Our tour, Sept. 21-Oct. 13, 2013, cost $3,600 per person, including the flight from Istanbul to Antakya, baggage handling, airport transfers, 20 nights at 3- and 4-star hotels, daily breakfasts, 10 dinners, daily sightseeing, and entrance fees to sites with knowledgeable English-speaking guides.

We covered not only 3,000-plus miles by car through southeastern and eastern Turkey and north along the Black Sea but also millennia of ancient history.

We stood on the banks of both the Tigris and Euphrates, looking across to the Armenian border. We viewed Mt. Ararat and hiked to the amazing statues on Mt. Nemrut and to the Cave of St. Paul. We marveled at ancient burial caves and cuneiform tablets, the remains of ancient kingdoms. History was exciting and palpable!

Equally amazing were the changes since our visit to Turkey some 20 years before. The population is growing quickly, and Islam is becoming increasingly conservative. Minarets and blaring recorded calls to prayer dominate every village, while early Christian churches are either being destroyed or converted to mosques.

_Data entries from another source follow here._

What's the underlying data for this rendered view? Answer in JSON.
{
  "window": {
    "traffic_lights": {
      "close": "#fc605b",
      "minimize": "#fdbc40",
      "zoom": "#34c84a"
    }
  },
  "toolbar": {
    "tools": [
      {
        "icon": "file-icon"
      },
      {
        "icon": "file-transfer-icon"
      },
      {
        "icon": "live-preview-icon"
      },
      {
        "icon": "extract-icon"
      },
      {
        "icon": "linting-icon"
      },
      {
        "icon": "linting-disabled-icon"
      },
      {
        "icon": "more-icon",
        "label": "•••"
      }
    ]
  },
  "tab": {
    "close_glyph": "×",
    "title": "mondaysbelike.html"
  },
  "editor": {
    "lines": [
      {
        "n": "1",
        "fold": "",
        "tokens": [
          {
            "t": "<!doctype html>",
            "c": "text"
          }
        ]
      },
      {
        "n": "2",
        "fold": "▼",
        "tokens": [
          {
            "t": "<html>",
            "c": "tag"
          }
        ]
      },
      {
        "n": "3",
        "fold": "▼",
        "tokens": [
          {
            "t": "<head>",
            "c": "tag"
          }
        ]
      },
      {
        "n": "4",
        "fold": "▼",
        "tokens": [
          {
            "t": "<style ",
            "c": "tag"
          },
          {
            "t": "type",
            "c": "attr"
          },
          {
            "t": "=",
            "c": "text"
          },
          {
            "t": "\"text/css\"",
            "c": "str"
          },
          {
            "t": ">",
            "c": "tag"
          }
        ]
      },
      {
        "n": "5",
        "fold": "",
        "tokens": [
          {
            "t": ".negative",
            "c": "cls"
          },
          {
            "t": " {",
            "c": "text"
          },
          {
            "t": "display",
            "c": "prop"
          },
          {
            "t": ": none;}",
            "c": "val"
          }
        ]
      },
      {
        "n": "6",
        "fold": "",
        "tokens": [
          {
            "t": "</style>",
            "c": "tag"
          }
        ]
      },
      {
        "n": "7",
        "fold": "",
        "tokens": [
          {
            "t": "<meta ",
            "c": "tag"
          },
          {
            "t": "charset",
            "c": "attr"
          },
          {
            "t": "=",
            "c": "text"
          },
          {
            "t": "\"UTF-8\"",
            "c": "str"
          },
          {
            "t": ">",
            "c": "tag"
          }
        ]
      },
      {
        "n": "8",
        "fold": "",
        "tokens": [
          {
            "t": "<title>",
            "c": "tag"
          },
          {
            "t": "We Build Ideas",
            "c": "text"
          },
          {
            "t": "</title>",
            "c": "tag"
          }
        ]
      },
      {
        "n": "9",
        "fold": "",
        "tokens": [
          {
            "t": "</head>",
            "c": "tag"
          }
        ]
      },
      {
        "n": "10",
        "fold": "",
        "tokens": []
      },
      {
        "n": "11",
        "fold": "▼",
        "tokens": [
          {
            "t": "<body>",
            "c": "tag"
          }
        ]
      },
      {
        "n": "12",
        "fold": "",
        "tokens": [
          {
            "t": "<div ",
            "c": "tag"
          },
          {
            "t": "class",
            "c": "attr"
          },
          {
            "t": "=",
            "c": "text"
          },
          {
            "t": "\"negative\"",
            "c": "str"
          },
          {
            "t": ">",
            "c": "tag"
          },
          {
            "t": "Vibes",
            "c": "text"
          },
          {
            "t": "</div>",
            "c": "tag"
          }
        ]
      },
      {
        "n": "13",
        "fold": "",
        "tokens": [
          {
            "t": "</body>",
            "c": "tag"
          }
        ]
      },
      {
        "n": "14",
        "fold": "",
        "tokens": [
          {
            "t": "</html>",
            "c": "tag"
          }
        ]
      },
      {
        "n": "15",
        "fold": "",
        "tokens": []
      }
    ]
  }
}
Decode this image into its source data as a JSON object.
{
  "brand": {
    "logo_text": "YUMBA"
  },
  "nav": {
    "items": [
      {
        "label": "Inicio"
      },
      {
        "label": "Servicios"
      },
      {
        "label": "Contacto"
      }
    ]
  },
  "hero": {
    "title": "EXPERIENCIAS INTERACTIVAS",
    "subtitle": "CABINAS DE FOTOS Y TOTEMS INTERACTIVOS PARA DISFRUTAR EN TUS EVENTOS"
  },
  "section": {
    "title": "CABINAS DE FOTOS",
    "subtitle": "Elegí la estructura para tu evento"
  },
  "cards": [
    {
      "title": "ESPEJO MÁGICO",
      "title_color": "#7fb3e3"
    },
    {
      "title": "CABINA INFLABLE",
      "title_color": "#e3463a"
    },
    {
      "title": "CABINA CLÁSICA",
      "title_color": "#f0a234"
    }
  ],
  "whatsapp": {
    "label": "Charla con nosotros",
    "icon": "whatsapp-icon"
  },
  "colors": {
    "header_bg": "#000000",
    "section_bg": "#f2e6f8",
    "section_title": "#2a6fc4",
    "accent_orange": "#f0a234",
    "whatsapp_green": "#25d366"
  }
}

Construction is everywhere — countless new apartment buildings, scores of tunnels through mountains, wonderful highways, and the 20 or so dams across the Tigris and Euphrates that generate hydroelectric power and water for irrigation.

Cities with unfamiliar names, like Urfa, Gaziantep, Erzurum and Sinop, are now on our mental map. It was a mind-stretching trip!